И всё-таки он наивен… Как он мог вообще надеяться на то, что другие боги его примут и, возможно, даже поймут. Они считают, что всё его вина. Дурные поступки совершают все, а виноват он? Нашли крайнего. Если где-то хорошо, то только потому что где-то должно быть и плохо — иного не дано. Это и есть баланс, который, видимо не постичь светлым богам. В Шанцин решают его уничтожить. И даже зная это, сосредотачивается на своём божественном долге. Это считают слабостью и не воспринимают, как серьёзного соперника, думают, что он боится. А он всего лишь до последнего верит в возможность сосуществовать, ведь обитатели Шанцин не кажутся ему чужими.

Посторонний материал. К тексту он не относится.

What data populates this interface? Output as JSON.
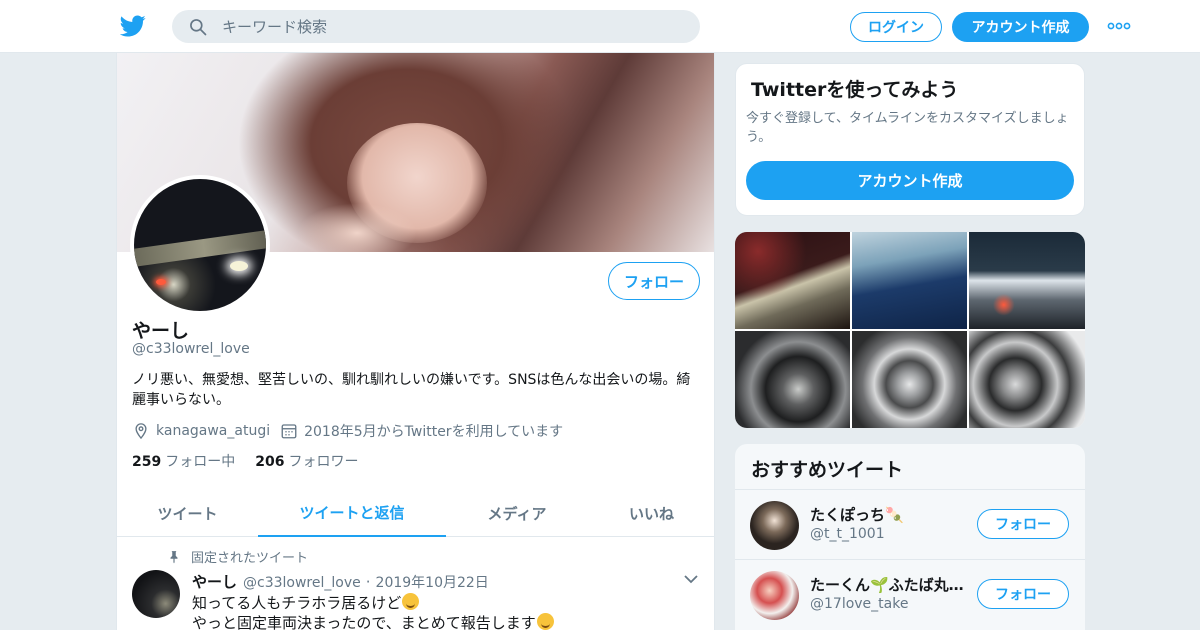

Ворон уже прекрасно осваивает чары сокрытия, но его Повелитель не против. Он всё ещё ценит свободу. Хотя, конечно, от него не утаивается, что тот, вопреки здравому смыслу, увлёкся светлой бессмертной. Что ж, если обожжётся, то пусть не плачется после из-за её подлости. Светлые винят демонов во всём, но своих поступков не замечают, а они под стать демоническим порой бывают. Но, несмотря на опасения и тревогу за своего пернатого друга, тёмное божество надеется, что такой союз возможен, и светлая отвечает демону искренней взаимностью.
И в этом он тоже наивен. Он спокойно мог развеять эти чары, мог следить, что делает его творение, которым он дорожит. Но бог этого не сделал. Тот, кто знает каждый шаг своего господина и наносит ему удар со спины руками богов царства Шанцин. Что же бессмертная напевала ему в уши, что тот решается предать собственных соплеменников? Тень его силы, барьер, защищающий демонов, развеян, путь богам и легионам бессмертных открыт. Светлые крушат Бездну, не щадят никого. Они уверенны, что закончат всё, и мир, наконец-то, станет лучше, но нет — они только начали. Он их никогда не трогал, и не желал этой войны, которую те затеяли. Посчитали себя могущественными, раз осмелились войти в его царство. Что же, пусть не удивляются истинной силе.
Бессмертные и боги не сразу понимают, что разом их товарищей убивает. Их тела, чем-то пронзённые, падают одновременно. А в заволоченными тёмными тучами небесах над ними появляется нечто с огромным красным глазом, вертикальный чёрный зрачок которого пронизывает своим взором каждого, кто в поле его зрения. И новый залп из тысячи стрел обрывает жизни. А потом непрошеные и уже нежеланные гости видят самого виновника всех бед. С двумя огненными ореолами за спиной, один из которых чуть меньше и находится в центре большого, Повелитель Бездны появляется перед ними в мрачном облачении и с золотой маской, скрывающей лицо. Но бессмертные настырными оказываются, сами идут на смерть, ведомые надеждами на свою победу и превосходящую демонов силу. Один бог против множества — как тут можно проиграть? Он ступает по телам бессмертных и сражённых демонов, поглощая не успевшие угаснуть сущности и ту силу, что они в себе несут. Да, пожалуй, этим он пугает начавших отступать богов. От его досады и гнева появляется монстр, имеющий два тела и одну рогатую голову с ужасающей мордой, который за него занят пожиранием мертвецов и ещё живых. Боги удивляются, почему же Небо не карает его за нарушение всех законов мироздания? Они совсем глупы? Как можно покарать саму Кару? Это он тут палач, а не Небеса.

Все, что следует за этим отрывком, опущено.